By every account, the projection of Narendra Modi as the next Prime Minister has catapulted the Bharatiya Janata Party from nowhere to number one position in the coming general election. But try as it might, the BJP has not been able to paper over its own internal dissensions coinciding with the rising national profile of the Gujarat Chief Minister. Over the past year, Mr. Modi has incrementally asserted his authority within the BJP, bolstered by his popularity with the rank and file and the overt support he has got from the Rashtriya Swayamsevak Sangh. The Gujarat Chief Minister’s reputation as a unilateralist precedes him, and his promotion to prime ministerial candidate has reinforced the impression that he would have his way even at the cost of injuring the self-respect of party elders, even those who have made stellar contributions to its growth. The BJP’s founder-leader, L.K. Advani, has been overruled time and again, and Sushma Swaraj, with an impressive record in Parliament, has not fared any better.
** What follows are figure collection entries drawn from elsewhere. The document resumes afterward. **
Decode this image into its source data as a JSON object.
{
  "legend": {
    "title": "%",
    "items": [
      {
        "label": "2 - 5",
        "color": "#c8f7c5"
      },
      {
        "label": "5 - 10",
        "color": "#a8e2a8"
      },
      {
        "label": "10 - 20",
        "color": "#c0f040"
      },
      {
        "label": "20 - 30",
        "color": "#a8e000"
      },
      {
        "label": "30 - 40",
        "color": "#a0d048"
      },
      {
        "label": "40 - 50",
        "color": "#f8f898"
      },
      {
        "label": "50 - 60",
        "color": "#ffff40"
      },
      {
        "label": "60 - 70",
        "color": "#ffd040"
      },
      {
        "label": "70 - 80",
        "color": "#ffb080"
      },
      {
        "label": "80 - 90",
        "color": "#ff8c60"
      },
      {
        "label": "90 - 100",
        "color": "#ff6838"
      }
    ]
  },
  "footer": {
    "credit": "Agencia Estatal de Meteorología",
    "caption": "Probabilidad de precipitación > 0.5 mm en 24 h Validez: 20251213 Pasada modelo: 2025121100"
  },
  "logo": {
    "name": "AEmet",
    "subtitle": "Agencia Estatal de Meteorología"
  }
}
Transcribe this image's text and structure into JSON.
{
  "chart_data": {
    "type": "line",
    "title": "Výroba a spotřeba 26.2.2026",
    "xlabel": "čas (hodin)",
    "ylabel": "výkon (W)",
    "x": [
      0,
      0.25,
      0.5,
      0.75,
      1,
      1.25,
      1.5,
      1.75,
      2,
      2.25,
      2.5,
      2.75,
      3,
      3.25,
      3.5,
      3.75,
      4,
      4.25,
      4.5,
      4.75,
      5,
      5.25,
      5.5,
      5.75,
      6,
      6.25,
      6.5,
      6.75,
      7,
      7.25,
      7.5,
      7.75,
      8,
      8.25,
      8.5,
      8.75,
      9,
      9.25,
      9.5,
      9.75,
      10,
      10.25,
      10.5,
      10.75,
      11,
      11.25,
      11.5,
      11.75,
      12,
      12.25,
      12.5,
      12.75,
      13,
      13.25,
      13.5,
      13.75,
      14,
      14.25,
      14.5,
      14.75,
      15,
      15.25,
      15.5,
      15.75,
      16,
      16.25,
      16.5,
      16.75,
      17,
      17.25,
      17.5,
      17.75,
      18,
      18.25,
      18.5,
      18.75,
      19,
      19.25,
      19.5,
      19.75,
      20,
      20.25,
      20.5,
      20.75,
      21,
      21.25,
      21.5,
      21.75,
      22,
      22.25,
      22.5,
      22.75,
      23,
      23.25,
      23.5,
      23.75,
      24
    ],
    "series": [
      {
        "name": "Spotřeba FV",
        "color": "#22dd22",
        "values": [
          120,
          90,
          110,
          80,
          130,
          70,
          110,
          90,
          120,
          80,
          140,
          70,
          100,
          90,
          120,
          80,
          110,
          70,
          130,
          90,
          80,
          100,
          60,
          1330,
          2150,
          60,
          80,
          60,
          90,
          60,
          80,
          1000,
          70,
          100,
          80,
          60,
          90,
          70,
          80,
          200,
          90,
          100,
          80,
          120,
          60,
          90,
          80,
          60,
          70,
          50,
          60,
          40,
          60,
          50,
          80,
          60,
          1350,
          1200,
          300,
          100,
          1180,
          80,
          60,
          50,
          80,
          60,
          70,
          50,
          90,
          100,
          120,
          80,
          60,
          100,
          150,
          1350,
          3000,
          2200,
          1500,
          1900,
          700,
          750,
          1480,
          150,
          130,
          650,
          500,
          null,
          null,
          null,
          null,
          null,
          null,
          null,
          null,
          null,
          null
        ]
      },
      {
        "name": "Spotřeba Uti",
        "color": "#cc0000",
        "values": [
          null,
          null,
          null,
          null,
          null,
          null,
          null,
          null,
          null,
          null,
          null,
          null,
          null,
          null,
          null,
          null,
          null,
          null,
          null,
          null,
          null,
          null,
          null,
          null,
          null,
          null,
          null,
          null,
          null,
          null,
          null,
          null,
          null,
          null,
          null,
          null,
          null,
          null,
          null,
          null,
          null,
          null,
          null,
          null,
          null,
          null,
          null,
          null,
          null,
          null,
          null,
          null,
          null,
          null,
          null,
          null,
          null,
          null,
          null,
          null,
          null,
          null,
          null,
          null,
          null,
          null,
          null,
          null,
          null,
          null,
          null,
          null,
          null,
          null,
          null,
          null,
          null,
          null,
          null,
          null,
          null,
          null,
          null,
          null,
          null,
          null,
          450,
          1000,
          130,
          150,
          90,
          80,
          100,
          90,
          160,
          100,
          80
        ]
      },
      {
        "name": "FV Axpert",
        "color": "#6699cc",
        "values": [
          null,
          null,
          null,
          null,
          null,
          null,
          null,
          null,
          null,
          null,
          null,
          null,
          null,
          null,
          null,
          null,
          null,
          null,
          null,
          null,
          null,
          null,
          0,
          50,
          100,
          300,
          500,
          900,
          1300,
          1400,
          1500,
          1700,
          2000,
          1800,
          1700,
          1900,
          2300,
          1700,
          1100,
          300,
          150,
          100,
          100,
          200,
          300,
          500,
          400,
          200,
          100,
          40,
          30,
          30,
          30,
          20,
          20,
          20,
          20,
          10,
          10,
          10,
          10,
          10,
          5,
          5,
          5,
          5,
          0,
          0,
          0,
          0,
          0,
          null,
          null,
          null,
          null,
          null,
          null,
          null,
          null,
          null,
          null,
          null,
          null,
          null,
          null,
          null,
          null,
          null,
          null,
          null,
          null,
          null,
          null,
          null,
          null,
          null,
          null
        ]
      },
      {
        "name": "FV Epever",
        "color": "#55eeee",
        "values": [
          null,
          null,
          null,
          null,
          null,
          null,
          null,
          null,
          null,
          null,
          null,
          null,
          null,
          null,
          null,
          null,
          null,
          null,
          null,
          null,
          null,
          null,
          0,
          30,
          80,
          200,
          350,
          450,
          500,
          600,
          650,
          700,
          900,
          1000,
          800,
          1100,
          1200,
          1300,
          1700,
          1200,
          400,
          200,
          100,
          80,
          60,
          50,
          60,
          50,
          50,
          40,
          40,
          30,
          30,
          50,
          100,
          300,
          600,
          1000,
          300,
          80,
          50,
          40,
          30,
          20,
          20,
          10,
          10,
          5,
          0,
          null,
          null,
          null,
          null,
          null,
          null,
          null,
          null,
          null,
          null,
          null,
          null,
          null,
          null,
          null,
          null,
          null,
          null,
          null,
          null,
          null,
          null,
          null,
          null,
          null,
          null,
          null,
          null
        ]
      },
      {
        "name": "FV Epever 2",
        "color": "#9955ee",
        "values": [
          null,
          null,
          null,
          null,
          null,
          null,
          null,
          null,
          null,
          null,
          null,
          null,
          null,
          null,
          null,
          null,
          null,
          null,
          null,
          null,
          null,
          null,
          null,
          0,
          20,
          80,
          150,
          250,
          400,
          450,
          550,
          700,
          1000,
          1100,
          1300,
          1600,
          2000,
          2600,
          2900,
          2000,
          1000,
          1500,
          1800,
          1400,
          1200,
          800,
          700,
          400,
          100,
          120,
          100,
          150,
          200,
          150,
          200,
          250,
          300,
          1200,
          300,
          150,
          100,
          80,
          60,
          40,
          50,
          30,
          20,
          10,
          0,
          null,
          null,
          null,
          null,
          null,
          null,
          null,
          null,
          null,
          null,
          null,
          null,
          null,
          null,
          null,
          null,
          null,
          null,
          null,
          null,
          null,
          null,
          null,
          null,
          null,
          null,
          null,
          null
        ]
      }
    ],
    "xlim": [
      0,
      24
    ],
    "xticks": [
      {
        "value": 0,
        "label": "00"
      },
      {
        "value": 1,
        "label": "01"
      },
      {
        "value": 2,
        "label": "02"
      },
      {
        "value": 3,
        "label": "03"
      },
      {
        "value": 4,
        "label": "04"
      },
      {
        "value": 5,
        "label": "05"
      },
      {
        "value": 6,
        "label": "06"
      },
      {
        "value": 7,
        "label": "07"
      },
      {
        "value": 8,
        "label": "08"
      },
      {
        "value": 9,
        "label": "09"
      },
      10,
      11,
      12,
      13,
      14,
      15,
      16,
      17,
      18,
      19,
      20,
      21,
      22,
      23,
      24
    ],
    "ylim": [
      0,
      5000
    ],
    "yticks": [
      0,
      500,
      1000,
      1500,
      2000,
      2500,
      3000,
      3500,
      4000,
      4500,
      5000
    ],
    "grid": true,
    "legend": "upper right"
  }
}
Mr. Modi was elevated to prime minister-in-waiting over the objections of Mr. Advani. The internal discomfiture has been especially evident during ticket allotment, with little deference shown to veterans. Ms. Swaraj has publicly objected to the party ticket going to tainted candidates, and Murli Manohar Joshi has barely concealed his annoyance at being summarily evicted from the Varanasi seat to make way for Mr. Modi. Admittedly, it is the prerogative of the prime ministerial nominee to contest from a place of his choice. It is also reasonable to expect that Mr. Modi’s candidature from the holy city would favourably impact the party’s prospects in the Hindi belt. But Mr. Joshi appears to have been offended not so much by his having to vacate the Varanasi seat as by the manner in which the mission was accomplished. Mr. Advani has been refused a transfer to Bhopal on the grounds that he has won five consecutive elections from Gandhinagar in Gujarat. But if that was indeed the case, there was no reason for the party’s Central Election Committee led by Mr. Modi to have deferred announcing his name until Mr. Advani, in frustration, asked for a change. It was evident that the former Deputy Prime Minister felt more secure about contesting from Bhopal which falls in the friendlier domain of Madhya Pradesh Chief Minister Shivraj Singh Chouhan. In the event, it took an entire day of drama and much coaxing and cajoling by BJP president Rajnath Singh before Mr. Advani of his own accord agreed to stay back in Gandhinagar. As Mr. Modi forges ahead in the electoral race, he will do well to ensure that his own party is on board with him.